Isabel Gomes, Conselheira Nacional do PEV

Pedro Miguel Pereira disse...

Tens razão Daniel - o título de administrador delegado indica existência de mais um tacho!!! E, efectivamente, o forte ataque pessoal, ao DM Santos, indica que não há argumentos contra a excelente posição, sobre o assunto, do PEV - Açores!

PS: Acrescento, só, que uma compostagem, a realizar como deve ser, deve ser feita com minhocas autóctones. Ora em portugal continental, há locais onde estão a ser usadas minhocas da califórnia!!! É absolutamente incrível a inconsciência de tal acto!!!

DMS disse...

Concordo com a Isabel. Os cidadãos e os partidos têm todo o direito de fazer crítica às instituições, o que não deve ser entendido como ataques pessoais. O problema é que quando nessas instituições não existem argumentos válidos para defender as suas opções, existe a tendência para passar ao ataque pessoal, chegando a extremos ridículos. Infelizmente não é a primeira vez que isto acontece, o Carlos Botelho já afirmou publicamente, por exemplo, que a Quercus é uma organização sem preocupações ambientais. Ele não está contra as pessoas, ele está é contra o mundo.

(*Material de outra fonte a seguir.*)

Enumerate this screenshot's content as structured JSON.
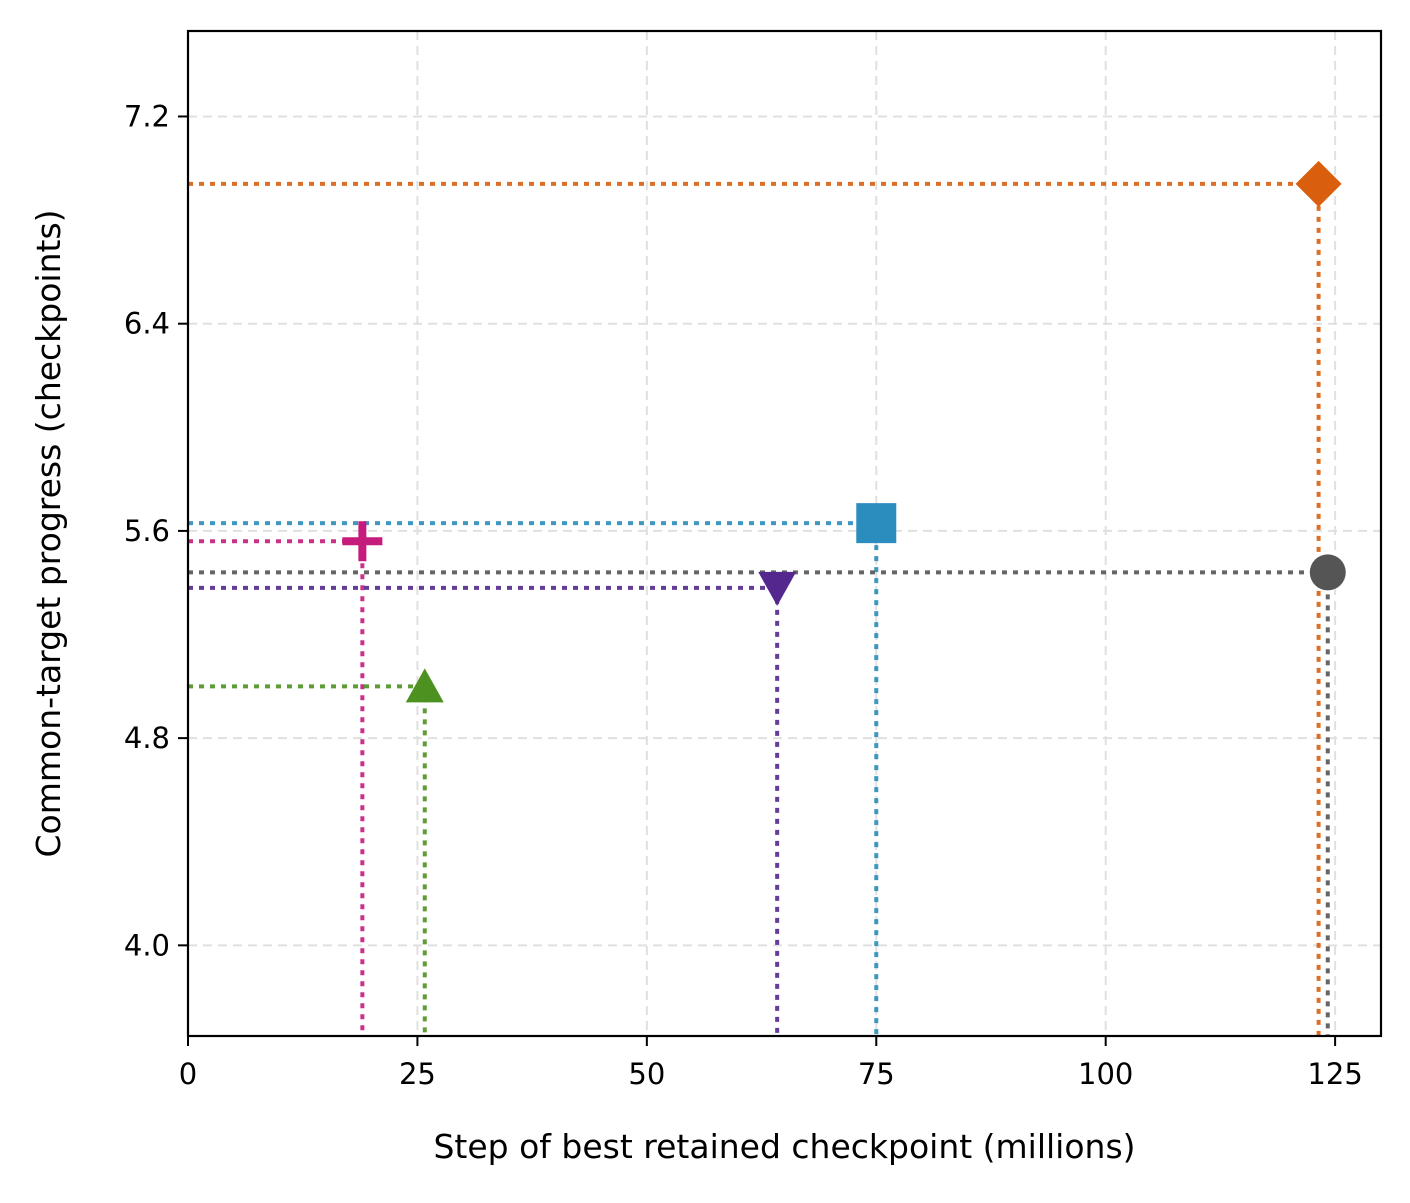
{
  "chart_data": {
    "type": "scatter",
    "title": "",
    "xlabel": "Step of best retained checkpoint (millions)",
    "ylabel": "Common-target progress (checkpoints)",
    "xlim": [
      0,
      130
    ],
    "ylim": [
      3.65,
      7.53
    ],
    "xticks": [
      0,
      25,
      50,
      75,
      100,
      125
    ],
    "xtick_labels": [
      "0",
      "25",
      "50",
      "75",
      "100",
      "125"
    ],
    "yticks": [
      4.0,
      4.8,
      5.6,
      6.4,
      7.2
    ],
    "ytick_labels": [
      "4.0",
      "4.8",
      "5.6",
      "6.4",
      "7.2"
    ],
    "grid": true,
    "guide_lines": "dotted drop lines from each point to both axes",
    "points": [
      {
        "x": 123.2,
        "y": 6.94,
        "marker": "diamond",
        "color": "#d95f0e"
      },
      {
        "x": 75.0,
        "y": 5.63,
        "marker": "square",
        "color": "#2b8cbe"
      },
      {
        "x": 19.0,
        "y": 5.56,
        "marker": "plus",
        "color": "#c51b7d"
      },
      {
        "x": 124.2,
        "y": 5.44,
        "marker": "circle",
        "color": "#555555"
      },
      {
        "x": 64.2,
        "y": 5.38,
        "marker": "triangle-down",
        "color": "#54278f"
      },
      {
        "x": 25.8,
        "y": 5.0,
        "marker": "triangle-up",
        "color": "#4d9221"
      }
    ]
  }
}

Em relação à falta de argumentos, também vale a pena relembrar que a discussão pública do projecto da incineradora foi realizada no mês de agosto passado, na Ribeira Grande e em horário laboral. Foi feito mesmo para ninguém poder assistir. E o pior e mais vergonhoso é que agora a AMISM anda a criticar alguns ambientalistas por não terem assistido!

E ainda recomendo a leitura do “esclarecimento” escrito pela AMISM (http://www.amism.pt/Portals/1/noticias/Resposta%20Ecoparque.pdf) para ver até que ponto são fracas as suas supostas argumentações.

DMS disse...

Pedro, é verdade que as minhocas utilizadas na vermicompostagem são minhocas da Califórnia (Eisenia phoetida), o que deve ser motivo de grande preocupação. Na central de vermicompostagem do Nordeste deram-me bastantes garantias de que, corretamente tratadas, a probabilidade delas fugirem e sobreviverem é quase inexistente. Mas acho que o melhor era investigar uma opção com espécies de minhocas nativas.

Daniel, está claro que a ciência económica deve evoluir (e muito) para evitar essa absurda oposição entre os interesses do planeta e os interesses do homem.

Pedro Miguel Pereira disse...

DMS pois... é brincar com o fogo. E temos o caso das Abelhas, que começaram a morrer em grande número, devido, curiosamente, penso, a um vírus israelita. Chegou-se a pensar que era o fim do mundo já que são elas que permitem o crescimento da maioria das plantas fundamentais à alimentação - mas o pior é que o perigo não passou e não passará, enquanto existir o capitalismo com a sua lógica de pôr, em primeiro lugar, o lucro!!!